You should KNOW

1. What the graphs of the basic power functions *f(x) = axn *look like for different values of n e.g. n = 2, 3, ..., -1, -2, 1/2, -1/2, etc.

2. What the graphs of the absolute value function f(x) = |x| looks like, and how to graph "piecewise functions."

3. How to recognize functions that are *increasing, decreasing, or constant* on given intervals.

4. How the graph of y=f(x) is affected by adding/ a constant to x, or adding a constant to f(x), e.g. how the graph of y = f(x - 3) + 2 is related to the graph of y = f(x).

5. How the graph of y = f(x) is affected by multiplying f(x) by a constant, e.g. how the graph of y = -3f(x) is related to the graph of y = f(x).

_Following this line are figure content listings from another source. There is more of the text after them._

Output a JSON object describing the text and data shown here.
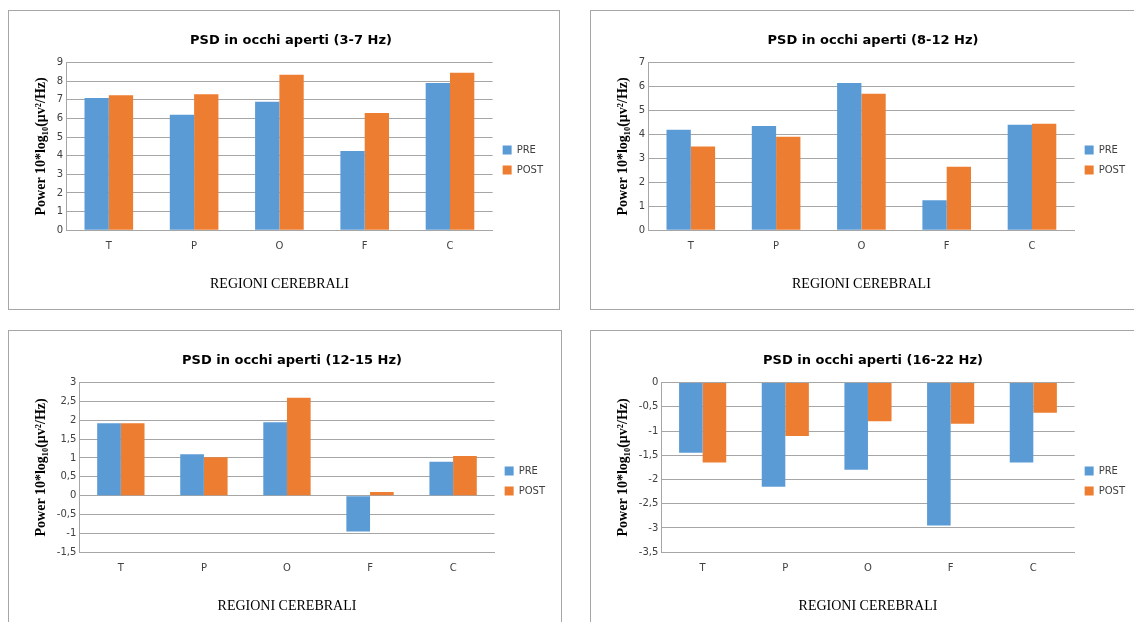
{
  "chart_data": [
    {
      "type": "bar",
      "title": "PSD in occhi aperti (3-7 Hz)",
      "xlabel": "REGIONI CEREBRALI",
      "ylabel": "Power 10*log₁₀(μv²/Hz)",
      "categories": [
        "T",
        "P",
        "O",
        "F",
        "C"
      ],
      "series": [
        {
          "name": "PRE",
          "color": "#5b9bd5",
          "values": [
            7.1,
            6.2,
            6.9,
            4.25,
            7.9
          ]
        },
        {
          "name": "POST",
          "color": "#ed7d31",
          "values": [
            7.25,
            7.3,
            8.35,
            6.3,
            8.45
          ]
        }
      ],
      "ylim": [
        0,
        9
      ],
      "yticks": [
        0,
        1,
        2,
        3,
        4,
        5,
        6,
        7,
        8,
        9
      ],
      "grid": "y",
      "legend": "right"
    },
    {
      "type": "bar",
      "title": "PSD in occhi aperti (8-12 Hz)",
      "xlabel": "REGIONI CEREBRALI",
      "ylabel": "Power 10*log₁₀(μv²/Hz)",
      "categories": [
        "T",
        "P",
        "O",
        "F",
        "C"
      ],
      "series": [
        {
          "name": "PRE",
          "color": "#5b9bd5",
          "values": [
            4.2,
            4.35,
            6.15,
            1.25,
            4.4
          ]
        },
        {
          "name": "POST",
          "color": "#ed7d31",
          "values": [
            3.5,
            3.9,
            5.7,
            2.65,
            4.45
          ]
        }
      ],
      "ylim": [
        0,
        7
      ],
      "yticks": [
        0,
        1,
        2,
        3,
        4,
        5,
        6,
        7
      ],
      "grid": "y",
      "legend": "right"
    },
    {
      "type": "bar",
      "title": "PSD in occhi aperti (12-15 Hz)",
      "xlabel": "REGIONI CEREBRALI",
      "ylabel": "Power 10*log₁₀(μv²/Hz)",
      "categories": [
        "T",
        "P",
        "O",
        "F",
        "C"
      ],
      "series": [
        {
          "name": "PRE",
          "color": "#5b9bd5",
          "values": [
            1.92,
            1.1,
            1.95,
            -0.95,
            0.9
          ]
        },
        {
          "name": "POST",
          "color": "#ed7d31",
          "values": [
            1.92,
            1.02,
            2.6,
            0.1,
            1.05
          ]
        }
      ],
      "ylim": [
        -1.5,
        3
      ],
      "yticks": [
        {
          "value": -1.5,
          "label": "-1,5"
        },
        -1,
        {
          "value": -0.5,
          "label": "-0,5"
        },
        0,
        {
          "value": 0.5,
          "label": "0,5"
        },
        1,
        {
          "value": 1.5,
          "label": "1,5"
        },
        2,
        {
          "value": 2.5,
          "label": "2,5"
        },
        3
      ],
      "grid": "y",
      "legend": "right"
    },
    {
      "type": "bar",
      "title": "PSD in occhi aperti (16-22 Hz)",
      "xlabel": "REGIONI CEREBRALI",
      "ylabel": "Power 10*log₁₀(μv²/Hz)",
      "categories": [
        "T",
        "P",
        "O",
        "F",
        "C"
      ],
      "series": [
        {
          "name": "PRE",
          "color": "#5b9bd5",
          "values": [
            -1.45,
            -2.15,
            -1.8,
            -2.95,
            -1.65
          ]
        },
        {
          "name": "POST",
          "color": "#ed7d31",
          "values": [
            -1.65,
            -1.1,
            -0.8,
            -0.85,
            -0.62
          ]
        }
      ],
      "ylim": [
        -3.5,
        0
      ],
      "yticks": [
        {
          "value": -3.5,
          "label": "-3,5"
        },
        -3,
        {
          "value": -2.5,
          "label": "-2,5"
        },
        -2,
        {
          "value": -1.5,
          "label": "-1,5"
        },
        -1,
        {
          "value": -0.5,
          "label": "-0,5"
        },
        0
      ],
      "grid": "y",
      "legend": "right"
    }
  ]
}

6. The meanings of "odd function" and "even functions" and how to apply algebraic tests related to these concepts.

You should be ABLE TO

1. Recognize graphs of power functions, the absolute value function, and piecewise functions, and their various shifts and stretches, and be able to create such graphs yourself, with and __without__ a graphing calculator.

2. Describe the effect of shifts and vertical stretches of graphs on the algebraic expressions for the corresponding functions.

3. Determine symmetries of graphs of functions from their algebraic forms.